Platform: Linux Se réfère à: COMSOL Multiphysics®, COMSOL Server™ Versions: 6.1, 6.0, 5.6

Problem Description

I am observing that distributed cluster jobs on Linux are not starting up. I am receiving error messages from MPI.

Solution

The underlying reason for COMSOL not working on a Linux cluster might be that the network interface and fabrics are not detected correctly. On Linux, COMSOL 6.1 is shipped with Intel MPI 2021.6 and COMSOL 6.0 with Intel MPI 2021.2. You can investigate if there is an incompatibility with Intel MPI using the following steps:

When you find that Intel MPI is not working on your cluster, you should first make sure that your submission script is configured correctly. In addition, you should run the MPI test by calling

comsol hydra mpitest -nn 2 -f hostfile

or, e.g. with Slurm,

#SBATCH --nodes=2  
#SBATCH --ntasks-per-node=1 
...
comsol hydra mpitest -nn 2 -nnhost 1 

to see that actually MPI is the issue. You can add the switch '-mpidebug 10' for getting additional debug output.

For resolving the problem you can try the suggestions A. and B. If A. works for you, you should try B. as this option would offer better performance.

A. Fall Back to TCP

Export the environment variable FI_PROVIDER and set it to 'sockets'. With Slurm, this can be done by means of

#SBATCH --export=FI_PROVIDER=sockets

Otherwise, you can use

export FI_PROVIDER=sockets 

or

setenv FI_PROVIDER sockets 

and make sure that this environment variable is handed over to your cluster job.

If you are running cluster jobs from the COMSOL Desktop, add --export=FI_PROVIDER=sockets to the Additional scheduler arguments field.

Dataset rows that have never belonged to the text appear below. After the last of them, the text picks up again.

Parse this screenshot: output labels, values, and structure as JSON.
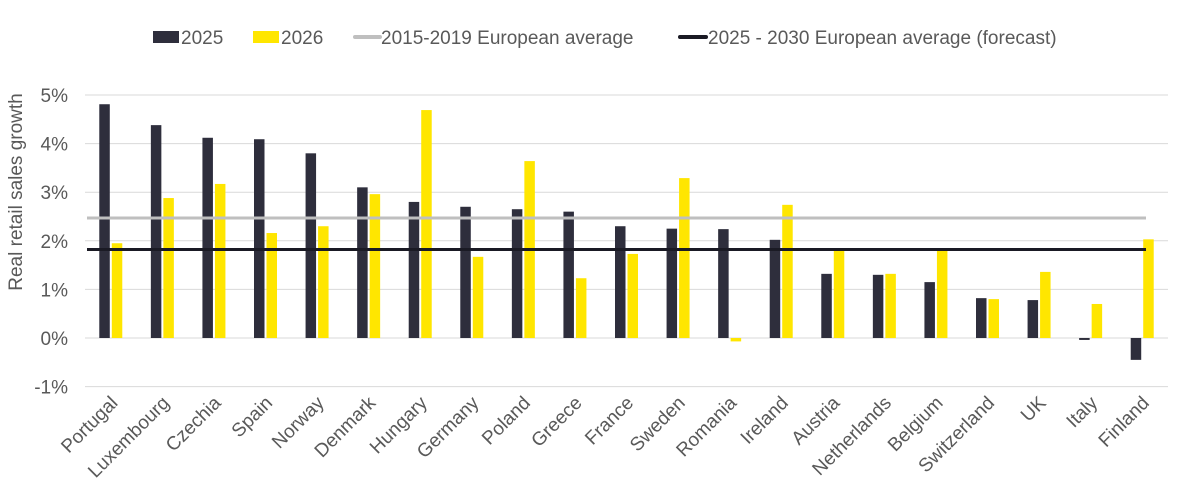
{
  "chart_data": {
    "type": "bar",
    "title": "",
    "xlabel": "",
    "ylabel": "Real retail sales growth",
    "ylim": [
      -1,
      5
    ],
    "yticks": [
      "-1%",
      "0%",
      "1%",
      "2%",
      "3%",
      "4%",
      "5%"
    ],
    "grid": true,
    "legend_position": "top",
    "categories": [
      "Portugal",
      "Luxembourg",
      "Czechia",
      "Spain",
      "Norway",
      "Denmark",
      "Hungary",
      "Germany",
      "Poland",
      "Greece",
      "France",
      "Sweden",
      "Romania",
      "Ireland",
      "Austria",
      "Netherlands",
      "Belgium",
      "Switzerland",
      "UK",
      "Italy",
      "Finland"
    ],
    "series": [
      {
        "name": "2025",
        "color": "#2e2e3c",
        "values": [
          4.81,
          4.38,
          4.12,
          4.09,
          3.8,
          3.1,
          2.8,
          2.7,
          2.65,
          2.6,
          2.3,
          2.25,
          2.24,
          2.02,
          1.32,
          1.3,
          1.15,
          0.82,
          0.78,
          -0.04,
          -0.45
        ]
      },
      {
        "name": "2026",
        "color": "#ffe600",
        "values": [
          1.95,
          2.88,
          3.17,
          2.16,
          2.3,
          2.96,
          4.69,
          1.67,
          3.64,
          1.23,
          1.73,
          3.29,
          -0.07,
          2.74,
          1.81,
          1.32,
          1.81,
          0.8,
          1.36,
          0.7,
          2.03
        ]
      }
    ],
    "reference_lines": [
      {
        "name": "2015-2019 European average",
        "color": "#bfbfbf",
        "value": 2.47
      },
      {
        "name": "2025 - 2030 European average (forecast)",
        "color": "#1a1a24",
        "value": 1.82
      }
    ]
  }
}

I you are using SLURM, also add the FLROOT environment variable, using a comma character as separator. The value of FLROOT should be the COMSOL installation directory path.

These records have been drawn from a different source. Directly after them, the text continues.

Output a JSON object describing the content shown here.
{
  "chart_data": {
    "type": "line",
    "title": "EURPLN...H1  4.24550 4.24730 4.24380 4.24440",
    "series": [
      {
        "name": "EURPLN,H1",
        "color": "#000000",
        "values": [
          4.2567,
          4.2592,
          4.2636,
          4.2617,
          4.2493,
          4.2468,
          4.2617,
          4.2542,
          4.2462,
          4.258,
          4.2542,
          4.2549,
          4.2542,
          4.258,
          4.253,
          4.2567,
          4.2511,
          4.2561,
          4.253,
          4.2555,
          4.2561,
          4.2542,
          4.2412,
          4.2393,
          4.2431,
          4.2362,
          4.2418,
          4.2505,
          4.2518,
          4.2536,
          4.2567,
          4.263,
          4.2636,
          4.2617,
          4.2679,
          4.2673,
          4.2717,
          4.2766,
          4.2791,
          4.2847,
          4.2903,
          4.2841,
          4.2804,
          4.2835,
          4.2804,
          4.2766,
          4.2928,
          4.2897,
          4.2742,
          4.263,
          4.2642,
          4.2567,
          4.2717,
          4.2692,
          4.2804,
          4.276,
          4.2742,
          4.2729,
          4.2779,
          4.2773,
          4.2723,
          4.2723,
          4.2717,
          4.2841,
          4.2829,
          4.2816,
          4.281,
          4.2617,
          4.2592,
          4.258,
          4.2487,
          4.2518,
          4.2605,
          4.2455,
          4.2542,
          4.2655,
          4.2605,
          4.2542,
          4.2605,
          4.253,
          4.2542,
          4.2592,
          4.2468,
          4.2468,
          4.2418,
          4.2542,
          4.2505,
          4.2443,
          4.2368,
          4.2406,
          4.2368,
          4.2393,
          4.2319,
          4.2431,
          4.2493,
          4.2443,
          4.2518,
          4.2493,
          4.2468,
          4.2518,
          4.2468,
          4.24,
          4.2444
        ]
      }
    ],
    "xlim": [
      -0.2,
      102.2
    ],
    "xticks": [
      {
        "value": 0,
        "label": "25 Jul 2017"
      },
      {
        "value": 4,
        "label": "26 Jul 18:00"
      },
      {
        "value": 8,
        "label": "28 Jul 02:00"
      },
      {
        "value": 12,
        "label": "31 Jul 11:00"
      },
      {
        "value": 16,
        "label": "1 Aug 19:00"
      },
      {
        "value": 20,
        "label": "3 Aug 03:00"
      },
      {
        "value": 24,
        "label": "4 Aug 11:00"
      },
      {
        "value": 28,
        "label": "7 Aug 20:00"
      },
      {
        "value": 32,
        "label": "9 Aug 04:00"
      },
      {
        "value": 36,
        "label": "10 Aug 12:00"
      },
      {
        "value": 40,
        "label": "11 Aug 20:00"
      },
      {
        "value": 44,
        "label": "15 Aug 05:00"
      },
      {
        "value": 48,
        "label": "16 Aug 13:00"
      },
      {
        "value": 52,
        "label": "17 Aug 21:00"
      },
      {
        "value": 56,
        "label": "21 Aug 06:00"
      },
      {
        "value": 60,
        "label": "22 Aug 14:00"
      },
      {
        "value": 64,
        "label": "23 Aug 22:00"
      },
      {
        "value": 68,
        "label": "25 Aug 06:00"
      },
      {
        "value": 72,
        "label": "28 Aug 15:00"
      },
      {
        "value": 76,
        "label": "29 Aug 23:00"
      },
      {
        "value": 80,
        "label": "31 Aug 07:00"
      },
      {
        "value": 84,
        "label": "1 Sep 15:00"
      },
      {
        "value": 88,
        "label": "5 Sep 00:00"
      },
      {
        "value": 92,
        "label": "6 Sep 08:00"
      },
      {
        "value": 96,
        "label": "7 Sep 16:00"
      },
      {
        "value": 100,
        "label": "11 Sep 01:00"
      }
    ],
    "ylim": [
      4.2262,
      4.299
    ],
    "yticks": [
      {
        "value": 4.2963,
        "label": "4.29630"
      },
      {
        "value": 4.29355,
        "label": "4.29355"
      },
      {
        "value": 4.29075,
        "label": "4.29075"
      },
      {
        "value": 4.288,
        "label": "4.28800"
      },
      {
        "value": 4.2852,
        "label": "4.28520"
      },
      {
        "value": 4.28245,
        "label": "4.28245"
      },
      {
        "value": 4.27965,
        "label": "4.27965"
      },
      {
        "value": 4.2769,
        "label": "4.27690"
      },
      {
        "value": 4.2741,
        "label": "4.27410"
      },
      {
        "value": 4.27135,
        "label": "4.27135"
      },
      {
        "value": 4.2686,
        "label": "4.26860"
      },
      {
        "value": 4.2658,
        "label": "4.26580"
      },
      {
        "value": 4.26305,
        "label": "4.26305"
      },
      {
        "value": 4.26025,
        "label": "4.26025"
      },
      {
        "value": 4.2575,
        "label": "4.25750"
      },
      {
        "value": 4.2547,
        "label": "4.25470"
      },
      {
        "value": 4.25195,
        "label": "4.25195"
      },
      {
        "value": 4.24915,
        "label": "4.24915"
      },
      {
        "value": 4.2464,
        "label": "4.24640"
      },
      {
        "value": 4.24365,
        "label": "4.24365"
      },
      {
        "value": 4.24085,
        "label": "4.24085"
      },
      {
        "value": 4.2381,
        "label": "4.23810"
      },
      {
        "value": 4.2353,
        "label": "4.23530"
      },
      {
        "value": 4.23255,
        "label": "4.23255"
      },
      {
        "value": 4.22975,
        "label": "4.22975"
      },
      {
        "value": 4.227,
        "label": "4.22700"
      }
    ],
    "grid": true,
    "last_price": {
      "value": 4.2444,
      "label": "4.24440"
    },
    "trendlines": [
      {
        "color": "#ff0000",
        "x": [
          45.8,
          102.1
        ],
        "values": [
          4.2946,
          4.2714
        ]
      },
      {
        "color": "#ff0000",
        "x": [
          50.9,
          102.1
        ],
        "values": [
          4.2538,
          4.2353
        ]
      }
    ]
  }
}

--export=FI_PROVIDER=sockets,FLROOT=<COMSOL installation directory>

The downside with this approach is that the communication falls back to TCP, which might be slow if you have a faster fabrics.

B. Install a Later Intel MPI

Download the latest Intel MPI from here and install it. You can install to your home directory if you don't have admin rights on the cluster.

Launch COMSOL with the additional switch

-mpiroot <Intel MPI installation directory>/intel/oneapi/mpi/latest 

On Slurm, you can call for example

#SBATCH --nodes=2  
#SBATCH --ntasks-per-node=1 
...
comsol hydra mpitest -nn 2 -nnhost 1 -mpiroot <Intel MPI installation directory>/intel/oneapi/mpi/latest

Remarks:

  • You can also point to other MPICH2-based MPI installations (but not to OpenMPI for example)
  • In COMSOL 5.6 you can point to the new Intel MPI via -mpiroot as well.